Anne Applebaum is a columnist and member of the editorial board of the Washington Post.

She began working as a journalist in 1988, when she moved to Poland to become the Warsaw correspondent for the Economist. She covered the collapse of communism across Central and Eastern Europe, writing for a wide range of newspapers and magazines.

Returning to London in 1992, she wrote for a range of publications including the Daily Telegraph and the Sunday Telegraph, the Evening Standard and the Spectator Magazine for which she became deputy editor.

Her first book, Between East and West: Across the Borderlands of Europe, described a journey through Lithuania, Ukraine and Belarus, then on the verge of independence. Her most recent book, Gulag: A History narrates the history of the Soviet concentration camps system and describes daily life in the camps. It makes extensive use of recently opened Russian archives, as well as memoirs and interviews. Gulag: A History won the 2004 Pulitzer Prize for non-Fiction, as well as Britain’s Duff-Cooper Prize. The book was a finalist for the National Book Award, the National Book Critics Circle Award, the LA Times Book Award and the Samuel Johnson Prize. It has appeared or is due to appear in more than two dozen translations, including all major East and West European languages.

Over the years, her writing has appeared in the Wall Street Journal, the Financial Times, the International Herald Tribune, Foreign Affairs, the Boston Globe, the Independent, the Guardian, Commentaire, Suddeutsche Zeitung, Newsweek, the New Criterion, the Weekly Standard, the New Republic, the New York Review of Books, The National Review, The New Statesman, the Times Literary Supplement and the Literary Review, among others. She has appeared as a guest and as a presenter on many radio and television programs, among them BBC’s Newsnight, the Today Progamme, the Week in Westminster, as well as CNN, MSNBC, CBS and Sky News.

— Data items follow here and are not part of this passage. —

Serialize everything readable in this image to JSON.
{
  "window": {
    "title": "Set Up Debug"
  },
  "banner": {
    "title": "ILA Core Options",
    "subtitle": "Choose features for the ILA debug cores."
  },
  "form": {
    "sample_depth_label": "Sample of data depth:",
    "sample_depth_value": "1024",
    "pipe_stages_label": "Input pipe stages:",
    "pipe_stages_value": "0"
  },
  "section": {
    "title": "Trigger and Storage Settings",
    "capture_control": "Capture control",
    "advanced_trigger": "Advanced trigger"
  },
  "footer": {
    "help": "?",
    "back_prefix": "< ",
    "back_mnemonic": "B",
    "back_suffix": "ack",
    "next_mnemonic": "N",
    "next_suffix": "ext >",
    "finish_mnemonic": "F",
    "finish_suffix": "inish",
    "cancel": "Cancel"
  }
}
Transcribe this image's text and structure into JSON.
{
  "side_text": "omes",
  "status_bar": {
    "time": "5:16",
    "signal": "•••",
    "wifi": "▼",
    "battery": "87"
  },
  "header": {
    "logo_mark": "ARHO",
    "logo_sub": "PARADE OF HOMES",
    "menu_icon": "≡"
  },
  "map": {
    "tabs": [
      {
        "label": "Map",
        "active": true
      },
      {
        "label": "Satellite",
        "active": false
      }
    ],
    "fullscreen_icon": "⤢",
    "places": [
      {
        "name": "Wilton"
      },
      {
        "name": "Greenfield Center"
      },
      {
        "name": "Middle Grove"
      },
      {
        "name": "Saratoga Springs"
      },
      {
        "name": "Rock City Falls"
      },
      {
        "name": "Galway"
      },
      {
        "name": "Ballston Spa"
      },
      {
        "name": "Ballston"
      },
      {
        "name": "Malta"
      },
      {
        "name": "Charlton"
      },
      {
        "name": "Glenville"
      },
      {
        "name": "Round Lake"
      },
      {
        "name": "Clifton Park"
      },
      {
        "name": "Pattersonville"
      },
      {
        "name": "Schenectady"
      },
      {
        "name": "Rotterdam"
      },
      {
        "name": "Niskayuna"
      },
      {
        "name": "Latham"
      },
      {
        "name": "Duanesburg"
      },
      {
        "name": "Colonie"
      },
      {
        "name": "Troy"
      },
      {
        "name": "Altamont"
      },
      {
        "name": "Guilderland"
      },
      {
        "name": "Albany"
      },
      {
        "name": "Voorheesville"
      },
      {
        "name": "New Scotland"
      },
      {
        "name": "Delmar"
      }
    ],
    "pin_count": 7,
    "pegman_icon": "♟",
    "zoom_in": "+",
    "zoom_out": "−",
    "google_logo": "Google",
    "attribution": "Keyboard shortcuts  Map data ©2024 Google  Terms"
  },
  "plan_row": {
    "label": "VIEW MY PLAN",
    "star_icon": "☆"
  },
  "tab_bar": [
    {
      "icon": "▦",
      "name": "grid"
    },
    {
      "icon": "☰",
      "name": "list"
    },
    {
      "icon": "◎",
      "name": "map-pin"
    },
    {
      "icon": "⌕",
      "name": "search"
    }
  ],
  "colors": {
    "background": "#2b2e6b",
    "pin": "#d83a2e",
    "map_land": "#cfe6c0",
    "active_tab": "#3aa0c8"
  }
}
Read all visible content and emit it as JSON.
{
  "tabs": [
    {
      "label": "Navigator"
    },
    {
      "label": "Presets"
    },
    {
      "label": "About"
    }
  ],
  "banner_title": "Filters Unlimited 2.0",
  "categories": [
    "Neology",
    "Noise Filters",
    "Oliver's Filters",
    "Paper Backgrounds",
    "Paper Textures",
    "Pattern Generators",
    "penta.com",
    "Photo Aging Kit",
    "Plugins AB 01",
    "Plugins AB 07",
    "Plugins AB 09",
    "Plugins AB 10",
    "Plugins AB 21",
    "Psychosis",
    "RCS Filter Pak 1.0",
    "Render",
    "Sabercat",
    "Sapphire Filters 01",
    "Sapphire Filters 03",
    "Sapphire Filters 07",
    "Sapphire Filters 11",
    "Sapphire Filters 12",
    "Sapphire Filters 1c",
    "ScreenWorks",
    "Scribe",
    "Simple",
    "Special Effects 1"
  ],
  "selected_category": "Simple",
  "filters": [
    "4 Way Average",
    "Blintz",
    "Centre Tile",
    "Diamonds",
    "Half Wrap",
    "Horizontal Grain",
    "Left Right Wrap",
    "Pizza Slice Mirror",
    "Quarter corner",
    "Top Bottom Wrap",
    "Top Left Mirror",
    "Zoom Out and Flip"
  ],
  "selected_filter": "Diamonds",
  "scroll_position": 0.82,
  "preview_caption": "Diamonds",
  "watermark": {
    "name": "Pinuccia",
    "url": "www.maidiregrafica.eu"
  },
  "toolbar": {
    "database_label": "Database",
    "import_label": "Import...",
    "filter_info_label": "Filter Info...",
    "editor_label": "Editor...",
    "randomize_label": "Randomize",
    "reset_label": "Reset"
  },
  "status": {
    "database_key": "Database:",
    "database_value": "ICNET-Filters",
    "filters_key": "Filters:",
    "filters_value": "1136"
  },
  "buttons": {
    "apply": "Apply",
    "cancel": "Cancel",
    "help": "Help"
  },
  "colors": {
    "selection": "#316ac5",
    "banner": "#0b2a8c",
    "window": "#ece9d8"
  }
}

Applebaum was born in Washington, DC in 1964. After graduating from Yale University, she was a Marshall Scholar at the London School of Economics and St. Antony’s College, Oxford. In 1992 she won the Charles Douglas-Home Memorial Trust award for journalism in the ex-Soviet Union. Between East and West won an Adolph Bentinck prize for European non-fiction in 1996. Her husband, Radek Sikorski, is a Polish politician and writer. They have two children, Alexander and Tadeusz.